हिंदी

SC Reserves Order On Centre’s Royalty Refund For Mines

Vinai Saxena

The Supreme Court on Wednesday has reserved its decision on whether the July 25 judgment affirming the States authority to levy taxes on mines and minerals would apply retroactively.

The 9-judge bench will decide if the royalty imposed by the Centre on mines and mineral-bearing lands since 1989 should be refunded to the States.

On July 25, a 9-judge Constitution bench led by Chief Justice DY Chandrachud, with an 8:1 majority, ruled that States have the constitutional power to levy taxes on mines and mineral-bearing lands. They also stated that royalty payable on extracted minerals is not a tax.

Today, the bench, which included Justices Hrishikesh Roy, Abhay S Oka, BV Nagarathna, JB Pardiwala, Manoj Misra, Ujjal Bhuyan, Satish Chandra Sharma, and Augustine George Masih, heard arguments from the Centre, States, and mining companies about whether the judgment should have prospective or retrospective effect.

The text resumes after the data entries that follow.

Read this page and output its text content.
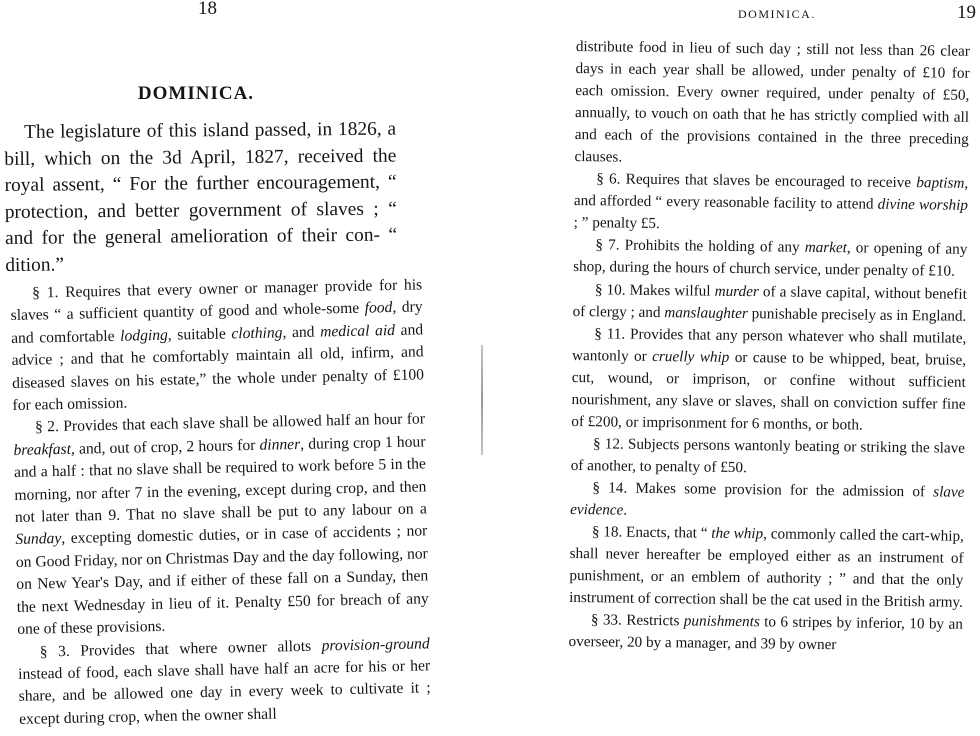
18
DOMINICA.

The legislature of this island passed, in 1826, a bill, which on the 3d April, 1827, received the royal assent, “ For the further encouragement, “ protection, and better government of slaves ; “ and for the general amelioration of their con- “ dition.”

§ 1. Requires that every owner or manager provide for his slaves “ a sufficient quantity of good and whole-some food, dry and comfortable lodging, suitable clothing, and medical aid and advice ; and that he comfortably maintain all old, infirm, and diseased slaves on his estate,” the whole under penalty of £100 for each omission.

§ 2. Provides that each slave shall be allowed half an hour for breakfast, and, out of crop, 2 hours for dinner, during crop 1 hour and a half : that no slave shall be required to work before 5 in the morning, nor after 7 in the evening, except during crop, and then not later than 9. That no slave shall be put to any labour on a Sunday, excepting domestic duties, or in case of accidents ; nor on Good Friday, nor on Christmas Day and the day following, nor on New Year's Day, and if either of these fall on a Sunday, then the next Wednesday in lieu of it. Penalty £50 for breach of any one of these provisions.

§ 3. Provides that where owner allots provision-ground instead of food, each slave shall have half an acre for his or her share, and be allowed one day in every week to cultivate it ; except during crop, when the owner shall

DOMINICA.	19

distribute food in lieu of such day ; still not less than 26 clear days in each year shall be allowed, under penalty of £10 for each omission. Every owner required, under penalty of £50, annually, to vouch on oath that he has strictly complied with all and each of the provisions contained in the three preceding clauses.

§ 6. Requires that slaves be encouraged to receive baptism, and afforded “ every reasonable facility to attend divine worship ; ” penalty £5.

§ 7. Prohibits the holding of any market, or opening of any shop, during the hours of church service, under penalty of £10.

§ 10. Makes wilful murder of a slave capital, without benefit of clergy ; and manslaughter punishable precisely as in England.

§ 11. Provides that any person whatever who shall mutilate, wantonly or cruelly whip or cause to be whipped, beat, bruise, cut, wound, or imprison, or confine without sufficient nourishment, any slave or slaves, shall on conviction suffer fine of £200, or imprisonment for 6 months, or both.

§ 12. Subjects persons wantonly beating or striking the slave of another, to penalty of £50.

§ 14. Makes some provision for the admission of slave evidence.

§ 18. Enacts, that “ the whip, commonly called the cart-whip, shall never hereafter be employed either as an instrument of punishment, or an emblem of authority ; ” and that the only instrument of correction shall be the cat used in the British army.

§ 33. Restricts punishments to 6 stripes by inferior, 10 by an overseer, 20 by a manager, and 39 by owner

Solicitor General Tushar Mehta, representing the Centre, argued against making the July 25 verdict retrospective, stating it would have cascading effects on prices and ultimately impact the common man, as many industries rely on minerals. He requested the bench to clarify that the judgment does not permit recoveries for the period before its pronouncement.

Mehta opposed the plea from mineral-rich States seeking a refund of the royalty levied on mines and mineral-bearing land, warning that such an order with retrospective effect would have a “multipolar” impact.

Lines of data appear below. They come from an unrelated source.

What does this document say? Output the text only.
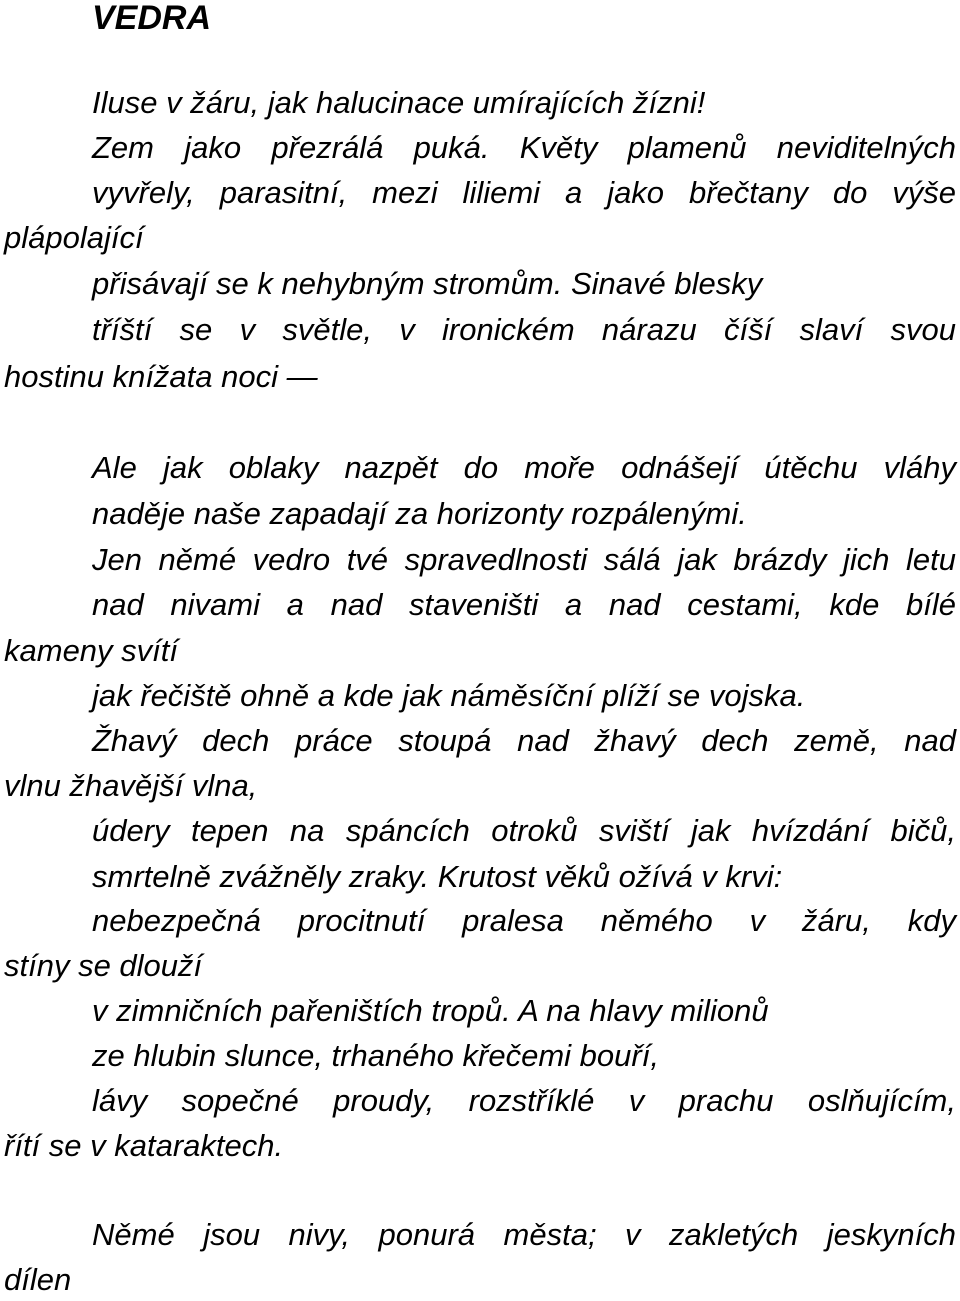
VEDRA

Iluse v žáru, jak halucinace umírajících žízni!

Zem jako přezrálá puká. Květy plamenů neviditelných

vyvřely, parasitní, mezi liliemi a jako břečtany do výše

plápolající

přisávají se k nehybným stromům. Sinavé blesky

tříští se v světle, v ironickém nárazu číší slaví svou

hostinu knížata noci —

Ale jak oblaky nazpět do moře odnášejí útěchu vláhy

naděje naše zapadají za horizonty rozpálenými.

Jen němé vedro tvé spravedlnosti sálá jak brázdy jich letu

nad nivami a nad staveništi a nad cestami, kde bílé

kameny svítí

jak řečiště ohně a kde jak náměsíční plíží se vojska.

Žhavý dech práce stoupá nad žhavý dech země, nad

vlnu žhavější vlna,

údery tepen na spáncích otroků sviští jak hvízdání bičů,

smrtelně zvážněly zraky. Krutost věků ožívá v krvi:

nebezpečná procitnutí pralesa němého v žáru, kdy

stíny se dlouží

v zimničních pařeništích tropů. A na hlavy milionů

ze hlubin slunce, trhaného křečemi bouří,

lávy sopečné proudy, rozstříklé v prachu oslňujícím,

řítí se v kataraktech.

Němé jsou nivy, ponurá města; v zakletých jeskyních

dílen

On July 25, the majority judgment by CJI Chandrachud and seven other judges stated, “Royalty is not a tax. Royalty is a contractual consideration paid by the mining lessee to the lessor for the enjoyment of mineral rights. The liability to pay royalty arises out of the contractual conditions of the mining lease. The payments made to the Government cannot be deemed to be a tax merely because the statute provides for their recovery as arrears.”

The judgment clarified that the power to tax mineral rights belongs to state legislatures, and Parliament does not have the legislative competence to tax mineral rights under Entry 54 of List 1, as it is a general entry. “Since the power to tax mineral rights is enumerated in Entry 50 of List 2, Parliament cannot use its residuary power concerning that subject matter,” it added.

Justice Nagarathna, dissenting from the majority, held that royalty is akin to a tax. She argued that the Union law—Mines and Minerals (Development and Regulation) Act 1957 (MMDR Act)—provisions regarding royalty levy remove the States’ power to levy taxes on minerals. She warned that allowing States to levy taxes on minerals could lead to a lack of uniformity in a national resource and result in unhealthy competition among States, potentially disrupting the federal system.

Following the judgment, Solicitor General Tushar Mehta and senior advocates Arvind Datar and Abhishek Manu Singhvi requested the bench to clarify that the judgment should only apply prospectively. The bench agreed to hear this point next Wednesday.

The case addresses whether State governments have the power to tax and regulate activities related to mines and minerals in light of the Mines and Minerals (Development & Regulation) Act (Mines Act).